Aksel’s late clarity deepens this. He shows us that even the people who seem to have chosen well may later discover the force of the script. The settled life is not necessarily a lie, but neither is it pure authorship. It is made of decisions, but also of atmosphere, history, age, class, taste, friendship, work, fear, and the need to keep moving. We become ourselves partly through intention and partly through surrender.

The Worst Person in the World is not a film about finding yourself. That would be too clean. It is a film about the difficulty of living before the self has become stable, and about the later discovery that even a stable self may have been carried along all the while. It understands that adulthood is not the end of drifting. It is often the moment when drifting acquires furniture, work, reputation, love, and a name.

Julie’s grace is not that she becomes good.
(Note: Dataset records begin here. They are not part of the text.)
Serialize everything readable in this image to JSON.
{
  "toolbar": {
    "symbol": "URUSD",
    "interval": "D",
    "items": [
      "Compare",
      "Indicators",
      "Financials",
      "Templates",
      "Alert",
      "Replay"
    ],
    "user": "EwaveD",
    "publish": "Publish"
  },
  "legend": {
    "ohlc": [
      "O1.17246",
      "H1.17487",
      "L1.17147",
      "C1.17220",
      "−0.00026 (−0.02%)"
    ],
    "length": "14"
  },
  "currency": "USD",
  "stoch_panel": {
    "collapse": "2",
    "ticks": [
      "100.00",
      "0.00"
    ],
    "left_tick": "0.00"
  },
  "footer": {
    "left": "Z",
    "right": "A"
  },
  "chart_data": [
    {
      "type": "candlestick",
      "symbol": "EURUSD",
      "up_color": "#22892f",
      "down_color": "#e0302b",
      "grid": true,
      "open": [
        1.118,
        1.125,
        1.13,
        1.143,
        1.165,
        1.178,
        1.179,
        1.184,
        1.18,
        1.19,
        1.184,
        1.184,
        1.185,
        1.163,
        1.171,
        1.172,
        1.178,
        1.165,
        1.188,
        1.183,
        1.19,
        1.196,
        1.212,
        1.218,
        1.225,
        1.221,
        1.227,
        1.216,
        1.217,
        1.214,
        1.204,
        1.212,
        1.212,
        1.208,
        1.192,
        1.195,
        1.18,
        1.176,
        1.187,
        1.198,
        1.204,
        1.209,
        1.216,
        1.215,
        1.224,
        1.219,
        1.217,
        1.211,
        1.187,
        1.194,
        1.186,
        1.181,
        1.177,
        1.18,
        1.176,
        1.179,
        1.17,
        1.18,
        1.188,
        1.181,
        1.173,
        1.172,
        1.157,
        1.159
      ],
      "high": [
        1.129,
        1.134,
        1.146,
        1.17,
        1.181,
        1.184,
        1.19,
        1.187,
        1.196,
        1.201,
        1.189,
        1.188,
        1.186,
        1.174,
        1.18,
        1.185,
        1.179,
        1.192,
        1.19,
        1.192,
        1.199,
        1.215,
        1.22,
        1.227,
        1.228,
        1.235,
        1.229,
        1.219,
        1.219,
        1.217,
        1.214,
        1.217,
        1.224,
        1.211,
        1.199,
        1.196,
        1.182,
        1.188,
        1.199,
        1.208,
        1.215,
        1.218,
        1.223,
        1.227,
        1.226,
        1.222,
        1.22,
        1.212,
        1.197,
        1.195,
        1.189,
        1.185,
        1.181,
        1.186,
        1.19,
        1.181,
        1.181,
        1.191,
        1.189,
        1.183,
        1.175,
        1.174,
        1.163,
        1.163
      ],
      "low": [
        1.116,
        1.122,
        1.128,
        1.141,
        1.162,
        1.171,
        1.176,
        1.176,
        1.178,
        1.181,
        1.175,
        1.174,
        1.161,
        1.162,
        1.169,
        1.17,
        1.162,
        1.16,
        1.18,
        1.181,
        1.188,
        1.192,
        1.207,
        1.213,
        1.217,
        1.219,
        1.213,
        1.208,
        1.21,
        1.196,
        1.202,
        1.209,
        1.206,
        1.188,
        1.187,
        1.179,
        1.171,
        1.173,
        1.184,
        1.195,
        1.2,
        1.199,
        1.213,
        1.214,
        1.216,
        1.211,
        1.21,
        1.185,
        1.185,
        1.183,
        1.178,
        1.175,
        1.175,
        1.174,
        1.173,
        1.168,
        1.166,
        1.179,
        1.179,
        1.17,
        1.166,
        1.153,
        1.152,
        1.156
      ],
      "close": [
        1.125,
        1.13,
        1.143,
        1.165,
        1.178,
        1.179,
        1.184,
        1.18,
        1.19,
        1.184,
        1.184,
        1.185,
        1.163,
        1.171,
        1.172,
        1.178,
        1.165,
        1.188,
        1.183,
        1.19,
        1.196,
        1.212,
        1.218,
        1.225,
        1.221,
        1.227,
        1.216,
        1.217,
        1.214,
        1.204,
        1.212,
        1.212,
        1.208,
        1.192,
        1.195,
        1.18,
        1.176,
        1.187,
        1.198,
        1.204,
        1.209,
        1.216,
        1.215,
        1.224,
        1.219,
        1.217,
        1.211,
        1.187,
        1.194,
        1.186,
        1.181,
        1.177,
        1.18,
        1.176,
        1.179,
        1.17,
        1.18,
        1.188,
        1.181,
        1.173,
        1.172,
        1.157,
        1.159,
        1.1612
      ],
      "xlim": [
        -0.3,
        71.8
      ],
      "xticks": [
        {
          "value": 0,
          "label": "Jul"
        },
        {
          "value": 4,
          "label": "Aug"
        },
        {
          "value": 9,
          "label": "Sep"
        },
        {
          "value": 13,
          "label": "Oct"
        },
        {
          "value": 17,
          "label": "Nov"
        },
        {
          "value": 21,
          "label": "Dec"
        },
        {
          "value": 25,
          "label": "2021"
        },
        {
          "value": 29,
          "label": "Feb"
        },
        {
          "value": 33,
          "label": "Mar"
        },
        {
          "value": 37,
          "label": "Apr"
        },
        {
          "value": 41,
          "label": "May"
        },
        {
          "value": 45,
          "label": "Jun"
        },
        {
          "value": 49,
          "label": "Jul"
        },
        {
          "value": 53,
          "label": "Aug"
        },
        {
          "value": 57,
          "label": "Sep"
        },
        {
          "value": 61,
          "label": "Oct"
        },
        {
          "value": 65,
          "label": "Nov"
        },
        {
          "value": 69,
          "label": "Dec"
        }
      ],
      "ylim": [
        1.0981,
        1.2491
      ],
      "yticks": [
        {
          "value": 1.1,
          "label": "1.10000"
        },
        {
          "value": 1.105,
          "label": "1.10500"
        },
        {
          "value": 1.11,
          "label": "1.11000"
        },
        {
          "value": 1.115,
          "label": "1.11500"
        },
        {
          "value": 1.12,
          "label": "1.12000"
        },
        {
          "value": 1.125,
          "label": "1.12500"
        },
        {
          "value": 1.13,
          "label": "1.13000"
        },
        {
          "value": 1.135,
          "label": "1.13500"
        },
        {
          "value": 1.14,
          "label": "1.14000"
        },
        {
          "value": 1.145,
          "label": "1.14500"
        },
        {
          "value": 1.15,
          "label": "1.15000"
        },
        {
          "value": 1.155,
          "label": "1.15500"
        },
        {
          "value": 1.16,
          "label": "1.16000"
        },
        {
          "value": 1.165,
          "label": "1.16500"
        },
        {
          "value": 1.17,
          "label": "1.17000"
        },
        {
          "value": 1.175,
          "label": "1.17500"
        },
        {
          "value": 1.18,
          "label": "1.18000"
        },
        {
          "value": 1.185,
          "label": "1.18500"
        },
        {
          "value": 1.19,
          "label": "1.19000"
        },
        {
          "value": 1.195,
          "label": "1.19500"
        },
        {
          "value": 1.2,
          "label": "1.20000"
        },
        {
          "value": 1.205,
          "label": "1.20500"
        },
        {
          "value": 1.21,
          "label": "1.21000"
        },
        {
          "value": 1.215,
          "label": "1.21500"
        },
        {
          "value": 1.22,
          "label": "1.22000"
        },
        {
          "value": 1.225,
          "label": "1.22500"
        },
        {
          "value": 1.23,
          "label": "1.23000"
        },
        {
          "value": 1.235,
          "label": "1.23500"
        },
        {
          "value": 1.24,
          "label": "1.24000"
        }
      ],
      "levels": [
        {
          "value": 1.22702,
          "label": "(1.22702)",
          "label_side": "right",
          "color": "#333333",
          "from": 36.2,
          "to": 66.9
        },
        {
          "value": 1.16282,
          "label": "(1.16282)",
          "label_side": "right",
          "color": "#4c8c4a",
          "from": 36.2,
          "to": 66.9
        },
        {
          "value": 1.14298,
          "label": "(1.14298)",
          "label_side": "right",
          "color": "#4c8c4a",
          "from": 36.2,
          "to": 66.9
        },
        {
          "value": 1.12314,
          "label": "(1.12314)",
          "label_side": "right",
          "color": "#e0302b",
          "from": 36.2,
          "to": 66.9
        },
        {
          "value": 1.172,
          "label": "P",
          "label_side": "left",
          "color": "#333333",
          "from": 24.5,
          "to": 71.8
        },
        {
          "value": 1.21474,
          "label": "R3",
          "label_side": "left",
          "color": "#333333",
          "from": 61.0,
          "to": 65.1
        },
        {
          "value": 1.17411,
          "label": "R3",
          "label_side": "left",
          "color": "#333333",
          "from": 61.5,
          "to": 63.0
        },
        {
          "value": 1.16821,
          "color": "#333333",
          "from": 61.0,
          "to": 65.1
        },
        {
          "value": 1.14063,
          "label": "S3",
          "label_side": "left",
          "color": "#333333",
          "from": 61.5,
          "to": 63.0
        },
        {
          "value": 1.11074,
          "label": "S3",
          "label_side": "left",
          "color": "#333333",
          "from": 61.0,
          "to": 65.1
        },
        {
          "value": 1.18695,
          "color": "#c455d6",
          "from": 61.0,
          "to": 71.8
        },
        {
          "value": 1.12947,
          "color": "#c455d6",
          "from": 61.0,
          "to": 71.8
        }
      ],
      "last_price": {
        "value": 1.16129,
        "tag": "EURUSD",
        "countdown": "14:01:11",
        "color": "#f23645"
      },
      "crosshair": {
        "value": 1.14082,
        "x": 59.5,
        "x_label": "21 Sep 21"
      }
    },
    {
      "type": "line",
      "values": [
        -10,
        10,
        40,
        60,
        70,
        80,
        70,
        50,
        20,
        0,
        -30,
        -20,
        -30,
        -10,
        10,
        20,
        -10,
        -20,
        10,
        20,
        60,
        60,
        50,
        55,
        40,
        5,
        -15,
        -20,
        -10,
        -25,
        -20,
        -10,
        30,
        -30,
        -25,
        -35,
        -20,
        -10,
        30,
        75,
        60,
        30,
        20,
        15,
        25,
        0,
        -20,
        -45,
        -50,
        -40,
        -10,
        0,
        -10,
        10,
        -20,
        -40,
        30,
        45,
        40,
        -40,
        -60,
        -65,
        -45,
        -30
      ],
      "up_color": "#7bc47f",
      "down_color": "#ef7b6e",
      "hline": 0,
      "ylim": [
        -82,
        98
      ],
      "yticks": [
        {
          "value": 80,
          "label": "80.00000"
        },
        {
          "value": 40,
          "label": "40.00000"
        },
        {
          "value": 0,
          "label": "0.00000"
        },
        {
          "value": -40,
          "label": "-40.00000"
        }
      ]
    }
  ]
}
She was never simply bad. Her grace is that she begins to look more directly. At herself, at others, at the lives she did not live, at the life still forming around her. Aksel’s grace is different. He begins to see the life he did live, not as a monument to his own certainty, but as something made inside time.

The film leaves Julie there: not triumphant, not condemned, but awake in a quieter way. Not outside the current. No one is outside it. But perhaps, for the first time, able to feel the water moving.